# Central Ohio Public Spots



## JTKessOH (Sep 19, 2009)

I have not duck hunted in years and when I did it was on private land. I cant go to that spot now and I'm looking at trying out some of the ponds at Delaware and Mackey Ford. Do these spots tend to get crowded? Has anyone hunted either before and had luck or gotten skunked? 

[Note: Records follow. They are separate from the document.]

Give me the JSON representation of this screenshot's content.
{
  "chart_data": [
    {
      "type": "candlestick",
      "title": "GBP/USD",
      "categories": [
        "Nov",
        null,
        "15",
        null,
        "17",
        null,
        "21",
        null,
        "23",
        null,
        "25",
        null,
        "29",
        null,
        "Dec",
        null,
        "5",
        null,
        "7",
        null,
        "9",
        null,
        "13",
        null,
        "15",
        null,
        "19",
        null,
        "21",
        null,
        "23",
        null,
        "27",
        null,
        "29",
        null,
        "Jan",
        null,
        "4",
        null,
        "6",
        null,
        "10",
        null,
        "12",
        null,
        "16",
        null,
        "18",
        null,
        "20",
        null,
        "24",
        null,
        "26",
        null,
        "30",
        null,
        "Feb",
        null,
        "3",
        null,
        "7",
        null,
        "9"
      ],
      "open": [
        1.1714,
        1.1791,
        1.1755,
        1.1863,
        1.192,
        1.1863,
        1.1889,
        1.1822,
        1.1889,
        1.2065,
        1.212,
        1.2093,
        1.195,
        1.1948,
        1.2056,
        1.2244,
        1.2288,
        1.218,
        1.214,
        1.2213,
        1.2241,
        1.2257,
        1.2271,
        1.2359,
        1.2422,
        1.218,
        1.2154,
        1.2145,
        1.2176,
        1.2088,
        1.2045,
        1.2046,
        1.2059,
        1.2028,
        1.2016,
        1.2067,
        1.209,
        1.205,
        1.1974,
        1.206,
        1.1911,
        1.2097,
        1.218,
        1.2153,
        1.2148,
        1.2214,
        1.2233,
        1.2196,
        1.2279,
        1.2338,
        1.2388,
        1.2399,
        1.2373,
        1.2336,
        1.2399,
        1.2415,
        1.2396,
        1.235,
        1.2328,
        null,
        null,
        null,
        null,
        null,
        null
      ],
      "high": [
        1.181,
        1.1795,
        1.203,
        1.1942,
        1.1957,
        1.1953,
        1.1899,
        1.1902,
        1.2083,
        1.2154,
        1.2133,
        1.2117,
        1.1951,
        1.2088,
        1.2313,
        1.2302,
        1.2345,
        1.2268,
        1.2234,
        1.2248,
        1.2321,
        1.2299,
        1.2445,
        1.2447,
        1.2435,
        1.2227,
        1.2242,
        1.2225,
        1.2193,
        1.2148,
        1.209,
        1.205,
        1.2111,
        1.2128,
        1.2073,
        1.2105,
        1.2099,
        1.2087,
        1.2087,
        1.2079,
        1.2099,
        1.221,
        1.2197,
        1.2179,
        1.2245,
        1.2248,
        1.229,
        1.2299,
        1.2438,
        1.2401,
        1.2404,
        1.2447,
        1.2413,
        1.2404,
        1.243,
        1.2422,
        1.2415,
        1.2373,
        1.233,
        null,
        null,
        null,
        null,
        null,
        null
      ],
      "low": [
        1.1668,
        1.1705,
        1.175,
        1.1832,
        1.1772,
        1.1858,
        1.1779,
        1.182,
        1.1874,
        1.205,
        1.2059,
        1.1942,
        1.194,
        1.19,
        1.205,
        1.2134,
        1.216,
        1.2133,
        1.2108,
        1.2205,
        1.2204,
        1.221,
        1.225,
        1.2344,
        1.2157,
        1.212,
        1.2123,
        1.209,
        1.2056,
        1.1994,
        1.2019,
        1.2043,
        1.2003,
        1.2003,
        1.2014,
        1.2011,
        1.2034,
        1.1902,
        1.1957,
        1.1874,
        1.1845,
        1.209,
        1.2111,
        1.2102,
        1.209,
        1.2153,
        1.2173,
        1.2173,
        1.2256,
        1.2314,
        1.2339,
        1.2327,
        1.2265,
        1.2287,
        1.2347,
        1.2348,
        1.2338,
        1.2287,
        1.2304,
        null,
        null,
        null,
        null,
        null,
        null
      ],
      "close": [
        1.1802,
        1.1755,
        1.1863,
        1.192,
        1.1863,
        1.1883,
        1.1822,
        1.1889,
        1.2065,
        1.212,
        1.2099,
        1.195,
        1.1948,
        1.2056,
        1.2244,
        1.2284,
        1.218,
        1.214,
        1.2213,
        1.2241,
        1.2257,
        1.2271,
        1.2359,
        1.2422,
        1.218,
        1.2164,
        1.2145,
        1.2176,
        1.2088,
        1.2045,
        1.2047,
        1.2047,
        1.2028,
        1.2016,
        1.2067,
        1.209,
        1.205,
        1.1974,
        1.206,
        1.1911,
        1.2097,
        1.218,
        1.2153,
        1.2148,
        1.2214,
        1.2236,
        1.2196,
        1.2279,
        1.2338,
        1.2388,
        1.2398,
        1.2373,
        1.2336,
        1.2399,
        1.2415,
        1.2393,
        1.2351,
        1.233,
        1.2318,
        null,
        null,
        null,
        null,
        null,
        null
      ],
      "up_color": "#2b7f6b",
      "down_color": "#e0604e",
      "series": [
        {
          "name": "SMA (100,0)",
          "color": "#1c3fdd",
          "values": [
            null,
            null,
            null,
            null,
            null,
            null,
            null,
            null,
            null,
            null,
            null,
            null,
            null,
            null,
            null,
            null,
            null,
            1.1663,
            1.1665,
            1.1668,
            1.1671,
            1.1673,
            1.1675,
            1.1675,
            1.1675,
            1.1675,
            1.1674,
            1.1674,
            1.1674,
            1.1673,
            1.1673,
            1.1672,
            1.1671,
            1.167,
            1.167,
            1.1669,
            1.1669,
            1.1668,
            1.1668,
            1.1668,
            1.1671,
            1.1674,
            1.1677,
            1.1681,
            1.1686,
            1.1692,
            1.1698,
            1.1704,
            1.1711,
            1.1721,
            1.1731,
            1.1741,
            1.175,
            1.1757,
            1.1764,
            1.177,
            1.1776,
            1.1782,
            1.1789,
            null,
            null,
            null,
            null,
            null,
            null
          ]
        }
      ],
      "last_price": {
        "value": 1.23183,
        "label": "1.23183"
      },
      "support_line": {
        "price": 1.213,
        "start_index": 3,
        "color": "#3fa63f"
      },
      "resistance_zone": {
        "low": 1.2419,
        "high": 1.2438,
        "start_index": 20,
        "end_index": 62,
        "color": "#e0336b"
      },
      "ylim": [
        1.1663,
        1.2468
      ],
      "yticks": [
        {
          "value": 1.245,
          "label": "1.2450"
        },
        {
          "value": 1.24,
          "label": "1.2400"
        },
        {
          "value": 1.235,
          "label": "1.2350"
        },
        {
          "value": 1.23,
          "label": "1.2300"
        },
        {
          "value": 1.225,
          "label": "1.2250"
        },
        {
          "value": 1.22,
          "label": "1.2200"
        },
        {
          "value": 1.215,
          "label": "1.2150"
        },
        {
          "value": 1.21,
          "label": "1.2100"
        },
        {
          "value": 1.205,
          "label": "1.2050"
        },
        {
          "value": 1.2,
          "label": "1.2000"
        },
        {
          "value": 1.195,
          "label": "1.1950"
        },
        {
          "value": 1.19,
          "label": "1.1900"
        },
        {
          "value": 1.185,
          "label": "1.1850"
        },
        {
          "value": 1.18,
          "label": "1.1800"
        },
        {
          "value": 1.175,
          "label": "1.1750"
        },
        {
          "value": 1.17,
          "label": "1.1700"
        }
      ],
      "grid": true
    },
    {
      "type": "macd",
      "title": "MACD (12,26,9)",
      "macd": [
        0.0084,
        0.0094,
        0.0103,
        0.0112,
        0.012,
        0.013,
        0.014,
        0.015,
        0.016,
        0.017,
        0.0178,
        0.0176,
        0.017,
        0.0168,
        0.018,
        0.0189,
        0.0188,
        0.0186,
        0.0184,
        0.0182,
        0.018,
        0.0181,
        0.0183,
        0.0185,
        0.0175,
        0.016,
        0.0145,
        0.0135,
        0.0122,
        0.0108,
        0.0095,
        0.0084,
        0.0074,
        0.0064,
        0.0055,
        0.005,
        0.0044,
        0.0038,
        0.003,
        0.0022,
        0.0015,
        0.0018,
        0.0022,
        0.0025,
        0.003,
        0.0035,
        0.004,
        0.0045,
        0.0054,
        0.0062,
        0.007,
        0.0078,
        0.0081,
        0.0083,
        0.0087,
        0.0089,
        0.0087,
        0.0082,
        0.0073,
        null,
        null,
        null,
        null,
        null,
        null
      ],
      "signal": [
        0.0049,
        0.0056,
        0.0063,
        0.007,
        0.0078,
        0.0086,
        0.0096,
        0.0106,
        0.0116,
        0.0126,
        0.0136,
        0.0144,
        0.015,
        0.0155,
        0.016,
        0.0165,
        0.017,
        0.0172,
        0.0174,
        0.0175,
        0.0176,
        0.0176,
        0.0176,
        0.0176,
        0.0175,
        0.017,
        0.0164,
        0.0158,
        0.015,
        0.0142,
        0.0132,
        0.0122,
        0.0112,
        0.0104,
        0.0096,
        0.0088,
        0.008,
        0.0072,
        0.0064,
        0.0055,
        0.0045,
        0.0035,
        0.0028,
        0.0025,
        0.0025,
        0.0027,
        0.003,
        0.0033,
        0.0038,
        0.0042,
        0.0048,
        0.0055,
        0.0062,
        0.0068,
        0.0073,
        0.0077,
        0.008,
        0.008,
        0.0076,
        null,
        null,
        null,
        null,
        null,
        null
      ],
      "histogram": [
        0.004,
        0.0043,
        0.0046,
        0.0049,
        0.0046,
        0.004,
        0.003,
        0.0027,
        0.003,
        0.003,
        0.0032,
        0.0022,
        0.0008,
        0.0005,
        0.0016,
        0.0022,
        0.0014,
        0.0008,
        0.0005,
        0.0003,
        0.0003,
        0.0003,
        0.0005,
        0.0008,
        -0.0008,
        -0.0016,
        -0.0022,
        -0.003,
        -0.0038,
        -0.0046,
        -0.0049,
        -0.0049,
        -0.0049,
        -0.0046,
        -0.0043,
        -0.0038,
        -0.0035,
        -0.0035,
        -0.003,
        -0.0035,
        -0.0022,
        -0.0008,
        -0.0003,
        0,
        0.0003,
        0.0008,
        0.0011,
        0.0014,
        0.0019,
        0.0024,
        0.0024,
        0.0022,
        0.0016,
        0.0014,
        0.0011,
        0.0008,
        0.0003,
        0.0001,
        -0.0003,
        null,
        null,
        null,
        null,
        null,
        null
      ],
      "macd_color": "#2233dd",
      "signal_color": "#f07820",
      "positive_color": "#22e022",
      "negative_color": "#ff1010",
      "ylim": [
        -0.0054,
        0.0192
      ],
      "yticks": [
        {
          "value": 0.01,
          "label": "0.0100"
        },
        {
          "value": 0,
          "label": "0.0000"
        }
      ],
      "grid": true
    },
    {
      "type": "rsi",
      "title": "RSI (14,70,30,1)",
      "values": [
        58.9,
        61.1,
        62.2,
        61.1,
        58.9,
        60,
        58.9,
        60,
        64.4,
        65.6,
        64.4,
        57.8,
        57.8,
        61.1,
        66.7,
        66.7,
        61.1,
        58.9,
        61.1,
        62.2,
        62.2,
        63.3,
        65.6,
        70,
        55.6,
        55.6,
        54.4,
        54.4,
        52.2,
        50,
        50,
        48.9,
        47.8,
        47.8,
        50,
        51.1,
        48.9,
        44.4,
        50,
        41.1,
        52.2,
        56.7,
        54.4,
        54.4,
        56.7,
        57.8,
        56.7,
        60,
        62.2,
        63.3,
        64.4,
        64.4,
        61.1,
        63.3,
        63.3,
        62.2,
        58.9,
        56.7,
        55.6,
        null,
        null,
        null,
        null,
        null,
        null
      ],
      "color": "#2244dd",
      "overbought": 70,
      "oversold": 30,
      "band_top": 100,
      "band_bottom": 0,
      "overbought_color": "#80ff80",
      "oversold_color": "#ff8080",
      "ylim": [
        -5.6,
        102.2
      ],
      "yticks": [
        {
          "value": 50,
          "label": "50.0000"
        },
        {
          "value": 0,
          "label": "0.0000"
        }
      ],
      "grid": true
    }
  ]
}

Im going to start scouting this weekend and just wanted to see if I can be pointed in the right direction or steered away from a spot that will be a bust. Any help is appreciated.

Thanks,


----------



## I_Shock_Em (Jul 20, 2008)

Opening day can be hit or miss. After that....good luck. The public spots get shot up real quick. You'd be better off door knockin


----------



## goose commander (May 11, 2010)

marks on the money with that statement! if you do public hunting do a lot of arieal servalence. i read one time that the average hunter wont walk more than 1500 feet from any parking spot. so if it looks easy to get to...people go there! if you can cut the travel by boating in it may also work out.


----------



## ErieAngler (Apr 15, 2006)

Very doubtful you will see another guy hitting the ponds at Delaware. There are so many of them and not a lot of guys hunt them. Now the marsh on the SE end of the complex is a diff story and Ive never hunted the flooded timber either. Chances are you will find woodies and a few puddle ducks, but its a lot of work for hit or miss hunting. I would actually respectfully disagree with Mark. I think opening day is the zoo and you can find some really good hunting on public land during the season, particularly those "ducky" days during the week and toward late season. Ive had many many good days on public hunts beyond the opener. Do you have a boat?


----------



## JTKessOH (Sep 19, 2009)

I do not have a boat but the more im looking around the more I'm considering getting a lil one. My plan right now is to scout out the coves at the south of the lake, the flooded timber, and some various ponds and see whats coming in. Is the marsh off limits this year? It says management area on the map and I was taking that as a no hunting zone.


----------



## I_Shock_Em (Jul 20, 2008)

I've had good days at the marsh on the se end of delaware, however be prepared to deal with some real class acts there on opening day. I quit going there after getting shot at a few years ago. Too many yahoos out there for my liking. All the guys there do get the birds moving, if they are there


----------



## ErieAngler (Apr 15, 2006)

The marsh should be open. I wouldnt even bother on the opener. You could just as easy hunt a bay and have good to better luck. I can point you in the direction of a great spot as long as you have a dog or drag your yak. There are much better places IMO to duck hunt than Delaware, though they will require a 1-1.5 hr drive.


----------



## JTKessOH (Sep 19, 2009)

Yeah if the marsh is gonna be that crowded I'll pass. ErieAngler, I wouldnt mind hearing of the spots that take a little driving. And I do have a dog to get birds for me.


----------



## ErieAngler (Apr 15, 2006)

send me a pm, ill give you my # and we can talk


----------